I stand at a temple (a place where you worship Buddha inside) or a stupa (a usually dome topped monument to worship from the outside) and I find myself thinking much more about human life than about ancient structures. As I have gazed on the pyramids at Giza (Egypt 4500 years), the Mayan Temples of Guatemala (3000 years), the white marble Taj Mahal (India 400 years) and the Roman Road of the Camino de Santiago (Spain 2000 years) I see people more than structures.
In my reflection I’m less inclined to convince more visitors to come here than I am to search for meaning as to why I have been called to be here? Why has my life led me to witness.
I want to remember and honor and understand the remarkable human beings who walked this same ground I’m on, yet thousand of years before. Who were they? Young or old? Did they have families? Were they hungry? Happy? Whole?
I am fascinated at the thought of workers and slaves who by force or by faith built the great structures of our world. The precise stone monument of Machu Picchu (Peru 600 year), the precariously placed mountain top Sri Lankan fort of Sigiriya (1500 year) , the astonishing stone carved temple of Lalibela (Ethiopia 1500 years) or the massive and sprawling city of Angor Wat (Cambodia 900 years).
Beyond this curiosity about these ancient societies I also find myself drawn to more recent history. Meeting a tiny little cigar puffing 80-year old Burmese woman and wondering what she feels about the changes here over her lifetime. Eighty years ago Burma was a British Colony and the native people were suppressed under British rule. They cultivated the fields all around these more than 4000 ancient temples with little knowledge or awareness to understand the history that happened here. Making sure they knew where their next meal was coming from was more important.

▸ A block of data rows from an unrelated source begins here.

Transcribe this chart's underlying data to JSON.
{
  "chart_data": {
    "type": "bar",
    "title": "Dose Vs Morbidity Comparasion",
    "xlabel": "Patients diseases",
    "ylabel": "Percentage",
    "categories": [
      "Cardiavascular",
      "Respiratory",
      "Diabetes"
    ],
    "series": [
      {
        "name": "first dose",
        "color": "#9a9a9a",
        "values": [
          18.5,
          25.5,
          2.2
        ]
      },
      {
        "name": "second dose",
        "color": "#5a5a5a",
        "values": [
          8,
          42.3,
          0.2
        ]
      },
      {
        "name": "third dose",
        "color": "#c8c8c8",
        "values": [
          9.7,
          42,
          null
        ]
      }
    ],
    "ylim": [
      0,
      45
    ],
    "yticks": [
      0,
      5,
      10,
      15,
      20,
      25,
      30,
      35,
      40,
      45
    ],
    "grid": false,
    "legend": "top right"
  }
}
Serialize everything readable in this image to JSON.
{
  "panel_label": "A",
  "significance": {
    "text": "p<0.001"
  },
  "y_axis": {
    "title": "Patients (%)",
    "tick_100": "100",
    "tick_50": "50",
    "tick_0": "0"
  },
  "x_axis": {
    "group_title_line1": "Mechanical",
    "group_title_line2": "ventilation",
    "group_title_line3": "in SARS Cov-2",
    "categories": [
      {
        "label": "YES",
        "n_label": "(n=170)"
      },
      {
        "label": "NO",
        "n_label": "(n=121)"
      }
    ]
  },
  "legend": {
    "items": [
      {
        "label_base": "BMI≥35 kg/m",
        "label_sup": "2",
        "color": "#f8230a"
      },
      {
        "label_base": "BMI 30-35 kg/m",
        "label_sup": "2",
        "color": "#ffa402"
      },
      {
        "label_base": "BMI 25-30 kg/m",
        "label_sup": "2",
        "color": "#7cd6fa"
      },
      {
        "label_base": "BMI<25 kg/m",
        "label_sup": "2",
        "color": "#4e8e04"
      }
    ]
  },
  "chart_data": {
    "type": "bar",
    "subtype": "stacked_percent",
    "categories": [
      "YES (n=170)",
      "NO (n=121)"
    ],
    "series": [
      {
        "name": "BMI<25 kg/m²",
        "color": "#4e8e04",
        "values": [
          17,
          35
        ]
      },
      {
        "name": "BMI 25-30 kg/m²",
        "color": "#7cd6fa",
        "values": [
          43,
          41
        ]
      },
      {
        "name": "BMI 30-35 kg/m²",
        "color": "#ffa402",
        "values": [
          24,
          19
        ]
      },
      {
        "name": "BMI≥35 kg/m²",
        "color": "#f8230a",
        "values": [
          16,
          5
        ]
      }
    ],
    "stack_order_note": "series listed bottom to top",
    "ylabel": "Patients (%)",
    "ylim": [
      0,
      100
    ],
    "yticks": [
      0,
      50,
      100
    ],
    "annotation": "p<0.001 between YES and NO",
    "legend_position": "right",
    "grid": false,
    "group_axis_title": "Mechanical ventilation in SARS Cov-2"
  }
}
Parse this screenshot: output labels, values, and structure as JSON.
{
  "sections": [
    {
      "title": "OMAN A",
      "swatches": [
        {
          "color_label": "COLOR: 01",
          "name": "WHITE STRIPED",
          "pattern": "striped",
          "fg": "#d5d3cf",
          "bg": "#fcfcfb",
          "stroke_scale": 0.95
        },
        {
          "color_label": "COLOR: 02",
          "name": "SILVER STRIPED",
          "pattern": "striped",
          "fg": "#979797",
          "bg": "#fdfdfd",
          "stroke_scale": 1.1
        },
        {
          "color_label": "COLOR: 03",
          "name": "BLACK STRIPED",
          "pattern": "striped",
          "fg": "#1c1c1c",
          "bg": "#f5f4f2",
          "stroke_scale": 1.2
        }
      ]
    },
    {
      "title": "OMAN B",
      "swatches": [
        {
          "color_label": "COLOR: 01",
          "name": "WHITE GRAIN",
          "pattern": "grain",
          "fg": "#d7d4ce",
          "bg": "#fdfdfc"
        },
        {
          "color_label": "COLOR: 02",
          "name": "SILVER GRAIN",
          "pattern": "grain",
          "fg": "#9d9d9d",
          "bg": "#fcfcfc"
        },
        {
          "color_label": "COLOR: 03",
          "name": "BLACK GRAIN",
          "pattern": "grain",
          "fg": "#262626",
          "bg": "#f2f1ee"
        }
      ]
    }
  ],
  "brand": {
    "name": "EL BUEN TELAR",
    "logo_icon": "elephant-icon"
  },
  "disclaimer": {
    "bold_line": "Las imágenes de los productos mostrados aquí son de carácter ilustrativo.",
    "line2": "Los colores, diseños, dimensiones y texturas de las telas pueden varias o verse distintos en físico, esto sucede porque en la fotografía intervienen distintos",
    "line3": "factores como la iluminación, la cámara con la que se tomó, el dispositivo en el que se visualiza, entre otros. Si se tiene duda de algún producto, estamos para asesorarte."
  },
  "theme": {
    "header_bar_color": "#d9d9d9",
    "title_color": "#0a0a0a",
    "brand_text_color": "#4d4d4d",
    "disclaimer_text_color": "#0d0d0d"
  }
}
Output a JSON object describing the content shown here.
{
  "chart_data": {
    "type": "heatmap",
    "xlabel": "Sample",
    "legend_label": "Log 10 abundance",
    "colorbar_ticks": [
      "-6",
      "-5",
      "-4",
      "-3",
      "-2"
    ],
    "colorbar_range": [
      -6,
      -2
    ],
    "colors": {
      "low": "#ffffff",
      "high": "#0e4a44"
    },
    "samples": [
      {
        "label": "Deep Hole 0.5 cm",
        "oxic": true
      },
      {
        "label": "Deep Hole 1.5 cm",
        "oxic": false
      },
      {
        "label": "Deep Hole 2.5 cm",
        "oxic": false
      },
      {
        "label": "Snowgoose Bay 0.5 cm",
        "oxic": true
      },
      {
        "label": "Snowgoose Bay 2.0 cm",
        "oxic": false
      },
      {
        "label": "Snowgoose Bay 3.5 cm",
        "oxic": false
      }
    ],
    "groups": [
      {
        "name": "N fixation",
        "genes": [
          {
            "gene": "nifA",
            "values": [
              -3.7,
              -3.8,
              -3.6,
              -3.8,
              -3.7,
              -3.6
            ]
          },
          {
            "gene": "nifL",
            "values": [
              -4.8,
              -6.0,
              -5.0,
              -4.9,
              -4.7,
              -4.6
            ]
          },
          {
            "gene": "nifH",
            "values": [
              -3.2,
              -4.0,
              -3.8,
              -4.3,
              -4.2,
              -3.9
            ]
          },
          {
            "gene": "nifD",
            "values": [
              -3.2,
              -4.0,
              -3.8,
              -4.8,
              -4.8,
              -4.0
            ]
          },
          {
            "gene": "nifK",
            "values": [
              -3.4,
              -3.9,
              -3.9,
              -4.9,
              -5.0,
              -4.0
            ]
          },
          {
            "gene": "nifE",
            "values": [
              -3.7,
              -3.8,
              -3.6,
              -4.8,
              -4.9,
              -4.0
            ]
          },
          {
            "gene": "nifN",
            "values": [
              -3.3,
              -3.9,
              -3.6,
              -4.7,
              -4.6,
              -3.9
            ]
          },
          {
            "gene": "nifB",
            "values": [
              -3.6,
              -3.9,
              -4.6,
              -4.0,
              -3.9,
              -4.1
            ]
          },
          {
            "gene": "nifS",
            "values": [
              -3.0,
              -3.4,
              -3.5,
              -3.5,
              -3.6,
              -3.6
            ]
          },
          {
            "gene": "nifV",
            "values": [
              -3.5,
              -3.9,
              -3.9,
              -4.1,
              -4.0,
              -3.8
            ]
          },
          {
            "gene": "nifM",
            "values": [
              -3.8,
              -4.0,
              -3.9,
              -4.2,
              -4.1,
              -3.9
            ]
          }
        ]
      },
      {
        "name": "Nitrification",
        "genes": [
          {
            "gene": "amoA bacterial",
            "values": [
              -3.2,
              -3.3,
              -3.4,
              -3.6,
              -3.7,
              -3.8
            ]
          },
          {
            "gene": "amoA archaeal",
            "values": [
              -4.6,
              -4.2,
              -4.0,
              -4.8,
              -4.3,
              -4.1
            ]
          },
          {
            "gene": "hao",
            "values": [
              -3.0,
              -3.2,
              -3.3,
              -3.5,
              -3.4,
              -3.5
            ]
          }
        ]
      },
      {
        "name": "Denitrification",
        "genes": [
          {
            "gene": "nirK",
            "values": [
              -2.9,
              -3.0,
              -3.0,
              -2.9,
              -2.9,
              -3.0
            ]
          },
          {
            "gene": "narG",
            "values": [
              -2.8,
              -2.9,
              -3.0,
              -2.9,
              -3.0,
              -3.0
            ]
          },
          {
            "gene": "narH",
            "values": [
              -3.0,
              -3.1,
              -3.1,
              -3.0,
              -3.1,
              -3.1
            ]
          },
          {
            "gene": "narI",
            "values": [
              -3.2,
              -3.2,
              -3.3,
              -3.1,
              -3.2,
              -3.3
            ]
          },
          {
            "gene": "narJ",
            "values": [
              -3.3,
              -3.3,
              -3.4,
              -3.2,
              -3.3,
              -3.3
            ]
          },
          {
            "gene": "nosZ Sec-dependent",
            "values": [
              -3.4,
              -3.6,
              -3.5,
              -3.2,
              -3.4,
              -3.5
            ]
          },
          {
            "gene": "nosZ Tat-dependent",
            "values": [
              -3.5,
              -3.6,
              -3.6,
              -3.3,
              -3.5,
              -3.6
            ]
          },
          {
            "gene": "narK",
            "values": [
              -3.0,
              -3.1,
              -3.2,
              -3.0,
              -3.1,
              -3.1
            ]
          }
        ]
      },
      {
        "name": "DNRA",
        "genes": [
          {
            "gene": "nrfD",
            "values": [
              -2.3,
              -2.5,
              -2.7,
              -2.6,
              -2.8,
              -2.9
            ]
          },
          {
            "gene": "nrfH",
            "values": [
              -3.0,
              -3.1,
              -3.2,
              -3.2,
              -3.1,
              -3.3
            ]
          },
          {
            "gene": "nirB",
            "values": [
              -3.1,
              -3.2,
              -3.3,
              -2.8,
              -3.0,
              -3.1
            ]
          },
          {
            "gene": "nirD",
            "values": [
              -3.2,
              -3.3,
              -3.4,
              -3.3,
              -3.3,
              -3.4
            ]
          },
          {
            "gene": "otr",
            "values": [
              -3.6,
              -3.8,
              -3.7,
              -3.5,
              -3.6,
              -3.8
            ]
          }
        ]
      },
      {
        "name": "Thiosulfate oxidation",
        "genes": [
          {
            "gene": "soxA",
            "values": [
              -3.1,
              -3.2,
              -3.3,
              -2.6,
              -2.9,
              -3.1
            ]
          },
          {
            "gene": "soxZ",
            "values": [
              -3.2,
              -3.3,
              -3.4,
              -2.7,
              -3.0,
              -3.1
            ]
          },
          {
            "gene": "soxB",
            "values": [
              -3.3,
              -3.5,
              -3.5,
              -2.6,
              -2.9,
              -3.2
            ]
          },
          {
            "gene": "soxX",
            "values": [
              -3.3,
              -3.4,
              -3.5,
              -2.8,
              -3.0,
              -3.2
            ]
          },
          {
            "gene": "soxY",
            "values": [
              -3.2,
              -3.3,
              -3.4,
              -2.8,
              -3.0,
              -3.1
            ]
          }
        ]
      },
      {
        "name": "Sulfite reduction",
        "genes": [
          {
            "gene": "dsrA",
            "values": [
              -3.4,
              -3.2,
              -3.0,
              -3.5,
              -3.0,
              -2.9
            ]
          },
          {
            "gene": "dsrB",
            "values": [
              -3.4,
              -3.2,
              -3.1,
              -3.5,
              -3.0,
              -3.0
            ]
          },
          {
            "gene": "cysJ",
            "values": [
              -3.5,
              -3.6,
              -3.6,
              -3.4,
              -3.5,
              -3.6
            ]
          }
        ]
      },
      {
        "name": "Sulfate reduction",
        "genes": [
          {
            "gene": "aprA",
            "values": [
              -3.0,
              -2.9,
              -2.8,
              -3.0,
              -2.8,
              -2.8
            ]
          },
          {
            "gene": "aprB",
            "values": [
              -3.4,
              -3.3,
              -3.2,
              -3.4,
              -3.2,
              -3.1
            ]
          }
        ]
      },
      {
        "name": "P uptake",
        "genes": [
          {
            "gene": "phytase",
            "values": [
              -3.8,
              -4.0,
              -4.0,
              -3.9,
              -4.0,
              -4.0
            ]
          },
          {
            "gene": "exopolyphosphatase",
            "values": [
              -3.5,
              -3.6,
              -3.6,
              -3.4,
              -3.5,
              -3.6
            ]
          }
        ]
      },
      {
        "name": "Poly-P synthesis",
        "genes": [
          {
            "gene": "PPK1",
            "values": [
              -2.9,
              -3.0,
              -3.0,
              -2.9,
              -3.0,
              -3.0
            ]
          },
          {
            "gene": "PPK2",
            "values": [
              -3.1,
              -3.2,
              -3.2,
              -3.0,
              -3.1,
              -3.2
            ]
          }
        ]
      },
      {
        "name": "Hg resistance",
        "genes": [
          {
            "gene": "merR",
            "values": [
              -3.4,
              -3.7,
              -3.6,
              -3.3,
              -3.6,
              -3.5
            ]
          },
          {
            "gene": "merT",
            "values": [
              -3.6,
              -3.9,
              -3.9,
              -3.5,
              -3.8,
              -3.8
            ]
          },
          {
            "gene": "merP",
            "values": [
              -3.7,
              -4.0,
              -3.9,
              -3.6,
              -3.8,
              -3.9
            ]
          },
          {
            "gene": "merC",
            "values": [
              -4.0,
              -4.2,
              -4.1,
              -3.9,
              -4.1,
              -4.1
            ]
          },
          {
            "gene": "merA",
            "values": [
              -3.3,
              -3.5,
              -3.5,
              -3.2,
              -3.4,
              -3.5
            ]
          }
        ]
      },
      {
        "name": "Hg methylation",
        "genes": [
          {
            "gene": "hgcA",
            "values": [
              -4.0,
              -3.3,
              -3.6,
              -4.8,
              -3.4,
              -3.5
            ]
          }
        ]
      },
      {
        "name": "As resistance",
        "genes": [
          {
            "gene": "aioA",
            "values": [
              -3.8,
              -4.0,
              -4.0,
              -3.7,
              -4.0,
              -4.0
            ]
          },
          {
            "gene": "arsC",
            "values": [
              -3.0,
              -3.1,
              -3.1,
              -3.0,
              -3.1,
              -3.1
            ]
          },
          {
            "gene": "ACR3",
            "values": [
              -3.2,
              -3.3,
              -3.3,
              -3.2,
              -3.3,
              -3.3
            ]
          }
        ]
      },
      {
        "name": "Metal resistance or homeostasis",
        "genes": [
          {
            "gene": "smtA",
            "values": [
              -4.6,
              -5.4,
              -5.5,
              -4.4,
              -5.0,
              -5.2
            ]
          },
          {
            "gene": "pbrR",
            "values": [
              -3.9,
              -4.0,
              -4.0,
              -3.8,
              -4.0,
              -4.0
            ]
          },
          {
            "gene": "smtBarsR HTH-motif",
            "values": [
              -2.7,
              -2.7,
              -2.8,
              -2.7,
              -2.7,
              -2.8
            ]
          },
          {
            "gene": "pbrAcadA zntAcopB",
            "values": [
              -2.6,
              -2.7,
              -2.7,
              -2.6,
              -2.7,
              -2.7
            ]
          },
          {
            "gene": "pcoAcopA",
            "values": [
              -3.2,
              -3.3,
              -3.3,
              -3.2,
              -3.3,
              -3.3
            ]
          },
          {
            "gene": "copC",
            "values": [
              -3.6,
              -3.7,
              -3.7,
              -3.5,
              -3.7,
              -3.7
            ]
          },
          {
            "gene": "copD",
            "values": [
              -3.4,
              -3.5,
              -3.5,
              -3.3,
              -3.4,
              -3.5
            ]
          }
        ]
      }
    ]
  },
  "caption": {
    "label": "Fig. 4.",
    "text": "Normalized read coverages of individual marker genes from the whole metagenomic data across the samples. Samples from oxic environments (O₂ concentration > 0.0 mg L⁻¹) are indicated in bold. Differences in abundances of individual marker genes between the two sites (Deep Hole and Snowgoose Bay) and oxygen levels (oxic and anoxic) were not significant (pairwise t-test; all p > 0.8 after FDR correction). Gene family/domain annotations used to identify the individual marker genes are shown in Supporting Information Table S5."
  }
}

Twenty years ago tourists began to come to the newly named country of Myanmar. Seven years ago a new government began to really push Bagan as a tourist destination and four-months ago Bagan became the newest UNESCO World Heritage Site.
A lot of changes in a few years. And though a UNESCO designation will breath new life into conservation and preservation efforts it will also bring a vast number of more tourists and continue to change the ancient way of life.
For me I find people and their cultures more fascinating than structures. The history of life. The culture of 4000 years ago and the culture of 100 years ago hold the same fascination for me. I think about the farmer who for generations planted his fields around the giant stones laying on the ground that we now know as Stonehenge (England 5000 years). Or the farmer in China just out digging a new well less than sixty years ago who discovered the incredible archeological site we now know as the Terracotta Warriors (2000 years). Or a British explorer looking for one thing and stumbling upon the ancient buried city of Ephesus (Turkey 1000 years). Just real everyday people discovering remarkable antiquities in a world fascinated with ancient ruins.
A beautiful young woman wearing the traditional thanaka paste on her face sells fans and postcards outside the temple. She uses her English to engage with visitors and her smile to enchant.
As I am reflecting on Bagan I want to embrace and honor the culture of the place, all while knowing much of it is gone or going with the influx of visitors like myself.
An old woman invites a stranger into her courtyard and serves them tea – expecting no donation or payment. This is her culture and she preserves it. She chats away in a language we don’t know and puffs on her cigar. She cackles loudly showing cigar stained teeth. She firmly grasps my hand as we depart with a well worn paw that has seen decades of labor. Her gesture is genuine, lovely, and will disappear likely in the next generation.
I don’t know where this leaves me, except in a quandary to do my best to show respect and reverence to the remarkable cultures I am so very blessed to touch, if only briefly.
Conflicted in Bagan. Beautiful, precarious, real Bagan. Reflecting on Bagan.